Krugman, by the way, calls that statement of fact about the falling numbers of workers for every retiree, a “seriously exaggerated … picture of the demographic problem.” But it wasn’t so long ago that Krugman was citing the same statistics himself in the pages of the Times, and hyperbolizing that “if you think 30 years ahead, you wonder whether the Republic can be saved.”

And there’s no other word for it than “lie” when Krugman claims that Greenspan “agreed” that “the administration’s plan … would lead to a dangerous increase in debt.” Krugman’s own newspaper — America’s supposed “newspaper of record” — had reported the day before that “Democrats had been hoping that Mr. Greenspan, who has long advocated steps to bring down the federal budget deficit, would wave a red flag about the potentially huge borrowing that Mr. Bush’s Social Security plan is likely to entail. He avoided doing so.”

Yes, Greenspan acknowledged that the advent of personal accounts would require the addition of explicit debt. But he noted — correctly — that such debt would not be new as it would take the place of Social Security’s already existing implicit debt: “obviously you’re not changing the liabilities … involved; you’re just merely switching the assets to the private sector.” His only caution was to note — again, correctly — that we don’t know how markets will react to such a switch. So Greenspan commended the Bush administration’s one-step-at-a-time approach to personal accounts:

I’m glad that if we’re going to move in that direction, we’re going to move slowly and test the waters, because I think it’s a good thing to do over the longer run. And eventually, because the pay-as-you-system, in my judgment, is going to be very difficult to manage, we are going to need an alternative.

Why, by the way, is Greenspan cautious on the market’s reaction and advocate that we move slowly? Not because of “a dangerous increase in debt” — but rather because markets can’t be sure what a capricious Congress may do decades in the future that might undo the benefits created today by personal accounts. Krugman tries to use this to catch Greenspan in a contradiction, quoting him saying “the problem is that you cannot commit future Congresses…”
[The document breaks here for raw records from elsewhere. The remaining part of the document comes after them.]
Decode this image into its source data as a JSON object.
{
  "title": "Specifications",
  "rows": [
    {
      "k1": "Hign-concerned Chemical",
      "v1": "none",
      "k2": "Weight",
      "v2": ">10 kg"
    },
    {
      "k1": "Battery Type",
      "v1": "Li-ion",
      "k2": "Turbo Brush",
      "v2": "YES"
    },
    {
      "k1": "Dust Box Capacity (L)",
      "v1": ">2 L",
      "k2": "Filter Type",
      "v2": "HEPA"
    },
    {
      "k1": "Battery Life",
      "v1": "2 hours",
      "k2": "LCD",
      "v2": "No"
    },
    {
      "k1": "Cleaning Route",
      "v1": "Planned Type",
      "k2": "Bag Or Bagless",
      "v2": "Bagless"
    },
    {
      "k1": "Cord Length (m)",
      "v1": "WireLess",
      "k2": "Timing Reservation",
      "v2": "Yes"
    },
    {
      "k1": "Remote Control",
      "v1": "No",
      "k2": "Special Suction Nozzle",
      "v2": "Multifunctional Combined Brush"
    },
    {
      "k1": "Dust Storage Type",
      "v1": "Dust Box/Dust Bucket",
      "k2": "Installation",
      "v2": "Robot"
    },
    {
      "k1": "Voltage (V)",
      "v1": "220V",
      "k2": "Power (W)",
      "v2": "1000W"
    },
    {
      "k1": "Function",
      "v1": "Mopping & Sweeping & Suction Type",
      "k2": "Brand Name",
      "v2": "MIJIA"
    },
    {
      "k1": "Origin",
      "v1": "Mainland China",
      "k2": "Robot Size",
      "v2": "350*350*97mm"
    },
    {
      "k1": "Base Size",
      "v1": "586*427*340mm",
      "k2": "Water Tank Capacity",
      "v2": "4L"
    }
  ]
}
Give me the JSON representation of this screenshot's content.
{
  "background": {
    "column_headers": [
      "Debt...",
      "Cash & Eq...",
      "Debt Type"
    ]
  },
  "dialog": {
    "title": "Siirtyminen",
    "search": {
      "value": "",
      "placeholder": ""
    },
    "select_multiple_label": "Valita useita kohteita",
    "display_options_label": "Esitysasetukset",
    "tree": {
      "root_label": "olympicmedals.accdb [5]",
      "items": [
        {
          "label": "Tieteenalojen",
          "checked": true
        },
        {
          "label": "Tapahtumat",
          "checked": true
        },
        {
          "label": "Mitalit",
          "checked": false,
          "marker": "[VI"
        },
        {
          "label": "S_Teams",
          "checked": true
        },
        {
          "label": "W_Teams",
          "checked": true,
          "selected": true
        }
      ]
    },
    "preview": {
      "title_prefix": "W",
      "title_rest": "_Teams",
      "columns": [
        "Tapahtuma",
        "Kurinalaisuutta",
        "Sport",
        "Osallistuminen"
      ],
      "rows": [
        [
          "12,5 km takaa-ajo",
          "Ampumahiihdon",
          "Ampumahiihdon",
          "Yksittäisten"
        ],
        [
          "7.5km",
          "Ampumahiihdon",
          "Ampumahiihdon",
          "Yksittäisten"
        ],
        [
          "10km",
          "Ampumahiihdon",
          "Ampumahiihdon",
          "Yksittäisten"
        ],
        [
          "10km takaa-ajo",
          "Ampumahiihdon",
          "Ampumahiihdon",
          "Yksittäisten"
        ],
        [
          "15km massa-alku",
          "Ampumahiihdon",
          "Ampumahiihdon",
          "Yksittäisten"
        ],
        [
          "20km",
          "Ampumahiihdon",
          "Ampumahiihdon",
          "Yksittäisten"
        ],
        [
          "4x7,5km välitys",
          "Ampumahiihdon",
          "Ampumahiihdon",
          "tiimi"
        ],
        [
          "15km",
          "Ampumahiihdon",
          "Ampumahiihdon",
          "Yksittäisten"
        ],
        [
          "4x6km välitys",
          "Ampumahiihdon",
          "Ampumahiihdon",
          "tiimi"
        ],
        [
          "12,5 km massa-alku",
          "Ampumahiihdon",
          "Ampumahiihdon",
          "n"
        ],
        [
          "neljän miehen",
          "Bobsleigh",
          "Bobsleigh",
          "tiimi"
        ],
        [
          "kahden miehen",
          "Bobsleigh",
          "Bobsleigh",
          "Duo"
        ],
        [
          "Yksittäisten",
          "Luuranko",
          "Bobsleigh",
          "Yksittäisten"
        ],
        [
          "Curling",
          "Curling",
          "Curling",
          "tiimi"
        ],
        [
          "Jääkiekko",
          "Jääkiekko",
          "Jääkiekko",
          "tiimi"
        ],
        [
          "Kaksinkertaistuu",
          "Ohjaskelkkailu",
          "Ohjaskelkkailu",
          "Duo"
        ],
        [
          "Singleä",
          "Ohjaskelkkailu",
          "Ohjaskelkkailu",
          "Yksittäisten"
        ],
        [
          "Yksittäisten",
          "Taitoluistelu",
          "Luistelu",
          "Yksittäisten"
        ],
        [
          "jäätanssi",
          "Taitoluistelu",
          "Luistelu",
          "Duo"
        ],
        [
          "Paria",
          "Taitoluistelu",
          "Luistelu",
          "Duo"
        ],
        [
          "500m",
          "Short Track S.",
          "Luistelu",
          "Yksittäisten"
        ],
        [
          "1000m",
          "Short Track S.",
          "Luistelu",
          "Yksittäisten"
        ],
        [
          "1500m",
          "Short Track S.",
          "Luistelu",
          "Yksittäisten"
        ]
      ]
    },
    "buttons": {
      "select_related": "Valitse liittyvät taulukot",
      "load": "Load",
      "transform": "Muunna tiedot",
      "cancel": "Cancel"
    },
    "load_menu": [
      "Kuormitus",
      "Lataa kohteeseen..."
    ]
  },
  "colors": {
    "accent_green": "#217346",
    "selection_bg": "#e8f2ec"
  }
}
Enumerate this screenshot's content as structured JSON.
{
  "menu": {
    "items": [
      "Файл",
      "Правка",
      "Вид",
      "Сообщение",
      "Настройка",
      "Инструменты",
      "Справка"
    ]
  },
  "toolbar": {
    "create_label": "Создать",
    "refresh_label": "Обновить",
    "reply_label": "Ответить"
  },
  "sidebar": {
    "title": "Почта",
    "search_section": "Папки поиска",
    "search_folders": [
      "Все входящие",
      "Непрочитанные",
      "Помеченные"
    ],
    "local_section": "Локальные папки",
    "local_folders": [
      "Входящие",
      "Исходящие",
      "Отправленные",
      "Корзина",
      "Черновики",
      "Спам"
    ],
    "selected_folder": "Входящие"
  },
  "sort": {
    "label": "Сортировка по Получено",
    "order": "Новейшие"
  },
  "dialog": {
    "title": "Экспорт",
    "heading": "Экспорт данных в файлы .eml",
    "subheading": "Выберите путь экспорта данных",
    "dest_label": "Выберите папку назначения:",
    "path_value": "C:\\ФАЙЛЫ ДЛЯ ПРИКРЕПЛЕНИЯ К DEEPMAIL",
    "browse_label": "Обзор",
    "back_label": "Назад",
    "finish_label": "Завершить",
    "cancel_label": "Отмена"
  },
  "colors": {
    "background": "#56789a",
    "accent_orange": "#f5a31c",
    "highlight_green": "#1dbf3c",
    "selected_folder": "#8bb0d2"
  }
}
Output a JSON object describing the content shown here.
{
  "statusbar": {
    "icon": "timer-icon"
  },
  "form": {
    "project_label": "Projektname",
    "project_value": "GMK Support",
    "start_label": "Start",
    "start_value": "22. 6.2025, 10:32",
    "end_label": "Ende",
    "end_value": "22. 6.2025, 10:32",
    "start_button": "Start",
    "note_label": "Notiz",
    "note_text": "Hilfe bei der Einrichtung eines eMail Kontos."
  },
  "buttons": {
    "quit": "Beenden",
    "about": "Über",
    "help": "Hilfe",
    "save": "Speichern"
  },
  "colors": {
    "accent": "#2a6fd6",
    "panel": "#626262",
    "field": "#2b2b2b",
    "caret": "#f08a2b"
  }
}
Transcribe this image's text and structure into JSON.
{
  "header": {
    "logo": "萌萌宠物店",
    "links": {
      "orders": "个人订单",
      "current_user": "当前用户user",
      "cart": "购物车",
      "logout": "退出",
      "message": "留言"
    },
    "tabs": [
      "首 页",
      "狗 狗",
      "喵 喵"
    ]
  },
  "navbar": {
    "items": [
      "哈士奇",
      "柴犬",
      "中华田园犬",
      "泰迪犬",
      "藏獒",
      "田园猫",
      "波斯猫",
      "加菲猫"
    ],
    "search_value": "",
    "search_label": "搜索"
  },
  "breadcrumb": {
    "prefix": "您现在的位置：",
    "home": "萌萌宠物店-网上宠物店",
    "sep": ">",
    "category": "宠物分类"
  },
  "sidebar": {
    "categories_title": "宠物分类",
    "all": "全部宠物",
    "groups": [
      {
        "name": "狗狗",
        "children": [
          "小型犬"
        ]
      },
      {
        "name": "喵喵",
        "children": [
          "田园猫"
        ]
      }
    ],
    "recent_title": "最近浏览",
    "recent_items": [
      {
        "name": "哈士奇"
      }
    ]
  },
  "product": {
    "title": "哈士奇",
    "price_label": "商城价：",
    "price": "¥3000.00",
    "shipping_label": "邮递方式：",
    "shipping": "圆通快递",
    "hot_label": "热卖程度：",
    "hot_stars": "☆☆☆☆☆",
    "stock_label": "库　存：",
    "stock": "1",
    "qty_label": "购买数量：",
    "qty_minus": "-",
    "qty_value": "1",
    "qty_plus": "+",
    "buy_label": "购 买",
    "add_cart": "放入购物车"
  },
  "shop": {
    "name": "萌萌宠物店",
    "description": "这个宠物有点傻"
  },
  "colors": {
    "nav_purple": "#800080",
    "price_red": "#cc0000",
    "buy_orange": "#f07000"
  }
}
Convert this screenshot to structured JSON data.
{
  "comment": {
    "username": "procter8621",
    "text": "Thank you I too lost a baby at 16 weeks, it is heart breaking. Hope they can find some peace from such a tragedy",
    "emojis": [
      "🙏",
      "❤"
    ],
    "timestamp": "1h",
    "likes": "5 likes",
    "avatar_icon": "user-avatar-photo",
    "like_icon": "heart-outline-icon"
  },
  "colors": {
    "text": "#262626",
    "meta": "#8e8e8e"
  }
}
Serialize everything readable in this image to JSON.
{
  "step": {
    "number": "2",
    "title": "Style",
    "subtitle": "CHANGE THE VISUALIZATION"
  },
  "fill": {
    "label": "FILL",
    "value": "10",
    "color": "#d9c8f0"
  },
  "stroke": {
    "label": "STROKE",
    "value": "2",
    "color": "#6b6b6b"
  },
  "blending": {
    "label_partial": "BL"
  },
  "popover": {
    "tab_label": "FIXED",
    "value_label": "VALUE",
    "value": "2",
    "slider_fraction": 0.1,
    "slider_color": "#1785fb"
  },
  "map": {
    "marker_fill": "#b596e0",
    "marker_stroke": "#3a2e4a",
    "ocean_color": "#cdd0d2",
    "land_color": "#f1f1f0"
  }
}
Yes, that is a problem, though it’s hardly a reason not to reform Social Security with personal accounts, considering that the capriciousness of Congress is a risk factor in any event. But bully for Greenspan for honestly talking about the problem. And shame on Krugman for seizing on a cautious note from Greenspan as a “gotcha.” I guess this is why Democrats say they love nuance so much — whenever a Republican makes a nuanced statement, Democrats can position it as a contradiction.

How can Krugman tell such lies? And how can he lie about something that millions of Americans heard with their own ears in real time: testimony by Greenspan that was broadcast live on several cable news networks? Well, this is not the first time Krugman has lapsed into wishful thinking in front of his television set and reported his fantasies as facts in the New York Times. Remember the time, before the election, he claimed that he heard bond traders in the Chicago markets chanting “Kerry, Kerry” when a disappointing jobs number came out? I’ve reviewed the tapes from the CNBC program Krugman claims he was watching. There was no such chanting. Krugman simply made it up out of thin air. He lied then, and he’s lying now.

Despite Krugman’s lies then, Bush was re-elected. And despite Krugman’s lies now, Bush will get Social Security reform with personal accounts enacted. The truth is that Bush’s reform initiative got a tremendous boost from Greenspan’s endorsement last Wednesday. What the Maestro really said will carry a lot more weight than what an expert hack wrote about it in the Times.